Ratana Ly, researcher at the Center for the Study of Humanitarian Law in Cambodia, recently visited the Raoul Wallenberg Institute where we got the opportunity to interview her on her research on the human rights implications of the bilateral resettlement agreement between Cambodia and Australia.
How would you describe the current state of migration in the Asia-Pacific region?
In the Asia-Pacific region, how countries, including Australia and Cambodia, approach issue of forced migration and refugees is critical. Within Asia-Pacific, Australia appears to be an attractive destination, yet only a very small portion of asylum seekers in the world has actually sought asylum in Australia. These refugees come from countries including Afghanistan or belong to the Rohingya minority coming from Myanmar, where they are not recognized as citizens.
Can you tell us about the resettlement agreement between Australia and Cambodia?
In the absence of a regional migration treaty, Cambodia and Australia entered into a resettlement agreement in September 2014. Asylum seekers who are intercepted in international waters on their way to Australia or have reached Australia may be transferred to a processing center in Nauru to have their refugee status determined. Those who are found to be refugees have the choice to remain in the processing center for five years or to be resettled in Cambodia. Australia has paid Cambodia some 45 million Australian dollars as part of this agreement. So far, only a handful of individuals have accepted the resettlement.
Who is legally responsible for the protection of the refugees?

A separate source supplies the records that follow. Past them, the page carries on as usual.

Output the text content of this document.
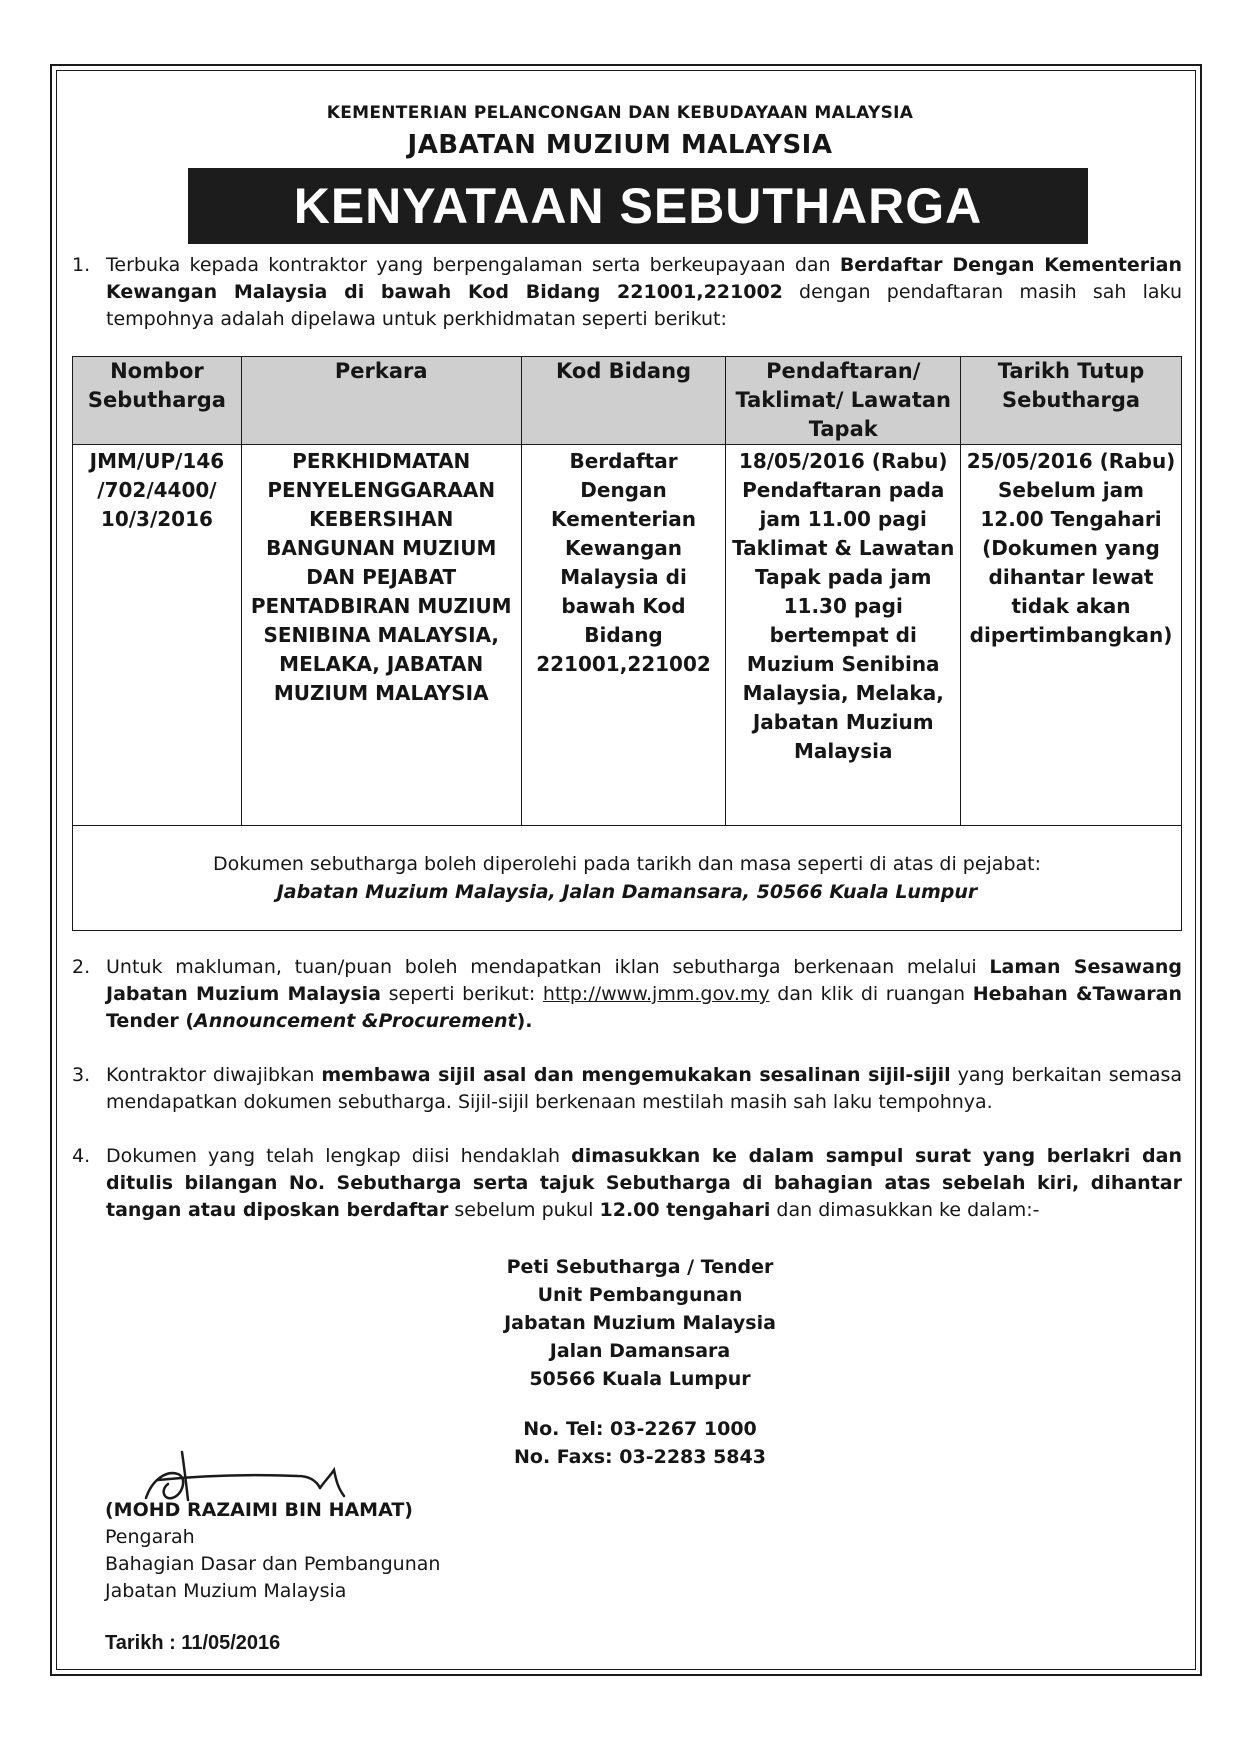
KEMENTERIAN PELANCONGAN DAN KEBUDAYAAN MALAYSIA
JABATAN MUZIUM MALAYSIA
KENYATAAN SEBUTHARGA
1. Terbuka kepada kontraktor yang berpengalaman serta berkeupayaan dan Berdaftar Dengan Kementerian Kewangan Malaysia di bawah Kod Bidang 221001,221002 dengan pendaftaran masih sah laku tempohnya adalah dipelawa untuk perkhidmatan seperti berikut:
Nombor Sebutharga	Perkara	Kod Bidang	Pendaftaran/ Taklimat/ Lawatan Tapak	Tarikh Tutup Sebutharga
JMM/UP/146 /702/4400/ 10/3/2016	PERKHIDMATAN PENYELENGGARAAN KEBERSIHAN BANGUNAN MUZIUM DAN PEJABAT PENTADBIRAN MUZIUM SENIBINA MALAYSIA, MELAKA, JABATAN MUZIUM MALAYSIA	Berdaftar Dengan Kementerian Kewangan Malaysia di bawah Kod Bidang 221001,221002	18/05/2016 (Rabu) Pendaftaran pada jam 11.00 pagi Taklimat & Lawatan Tapak pada jam 11.30 pagi bertempat di Muzium Senibina Malaysia, Melaka, Jabatan Muzium Malaysia	25/05/2016 (Rabu) Sebelum jam 12.00 Tengahari (Dokumen yang dihantar lewat tidak akan dipertimbangkan)

Dokumen sebutharga boleh diperolehi pada tarikh dan masa seperti di atas di pejabat:
Jabatan Muzium Malaysia, Jalan Damansara, 50566 Kuala Lumpur				
2. Untuk makluman, tuan/puan boleh mendapatkan iklan sebutharga berkenaan melalui Laman Sesawang Jabatan Muzium Malaysia seperti berikut: http://www.jmm.gov.my dan klik di ruangan Hebahan &Tawaran Tender (Announcement &Procurement).
3. Kontraktor diwajibkan membawa sijil asal dan mengemukakan sesalinan sijil-sijil yang berkaitan semasa mendapatkan dokumen sebutharga. Sijil-sijil berkenaan mestilah masih sah laku tempohnya.
4. Dokumen yang telah lengkap diisi hendaklah dimasukkan ke dalam sampul surat yang berlakri dan ditulis bilangan No. Sebutharga serta tajuk Sebutharga di bahagian atas sebelah kiri, dihantar tangan atau diposkan berdaftar sebelum pukul 12.00 tengahari dan dimasukkan ke dalam:-
Peti Sebutharga / Tender
Unit Pembangunan
Jabatan Muzium Malaysia
Jalan Damansara
50566 Kuala Lumpur
No. Tel: 03-2267 1000
No. Faxs: 03-2283 5843
(MOHD RAZAIMI BIN HAMAT)
Pengarah
Bahagian Dasar dan Pembangunan
Jabatan Muzium Malaysia
Tarikh : 11/05/2016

It depends on which country has effective control over refugees in Cambodia. I argue that Australia may have effective control over refugees at Nauru regional processing center or earlier depending on when Australia comes into contact with these refugees. Should Australia has jurisdiction over refugees at Nauru regional processing center, under the principle of “non-refoulement,” Australia has an obligation not to transfer refugees to Cambodia should there be compelling evidence that the rights of the refugees be violated in Cambodia. According to the agreement, once they arrive in Cambodia, refugees can only stay temporarily in Phnom Penh, the capital and then will be resettled outside Phnom Penh. Further, Australia has advised its citizens of the poor facilities including healthcare outside Phnom Penh. There have also been widely media reports that minorities of Vietnam (Montagnard) and China (Uighur) who seek asylum in Cambodia are systematically sent back to their home countries. These may indicate that Australia is aware of Cambodia’s poor human rights record.
Australia’s legal obligation ends under the principle of effective control, while Cambodia has territorial jurisdiction over these people and is the sole country which is legally responsible for refugee protections in Cambodia.
To what extent can the theory of shared responsibility be helpful in determining liability for either Australia or Cambodia?
While Cambodia remains the principal actor, the theory of shared responsibility of States for international wrongful acts could allow for Australia to be qualified as assisting another State in the commission of a wrongful act if Cambodia does not fulfill its obligations under the international law. This means that Australia could then be held to some extent legally liable for rights protection of these refugees in Cambodia.
My responses here may be limited, but there is an academic paper forthcoming in Australian Law Journal where with my colleague, Dr Natalia Szablewska, we explore in more details legal and political implications of the Cambodia-Australia Resettlement Deal.
What’s the biggest challenge regarding the agreement?
The agreement itself and the lack of willingness to implement the agreement in accordance with international refugee law and international human rights law. But would a regional agreement have a better outcome? Should ASEAN or ASEAN plus 6 adopts a refugee treaty, it would of course be an absolutely good sign. However, such regional agreement would be a long way off. On a positive note, ASEAN has been taking steps to tackle human smuggling, trafficking and related issues. I personally think that another concrete step to take for southeast Asian countries should be to ratify the UN refugees conventions.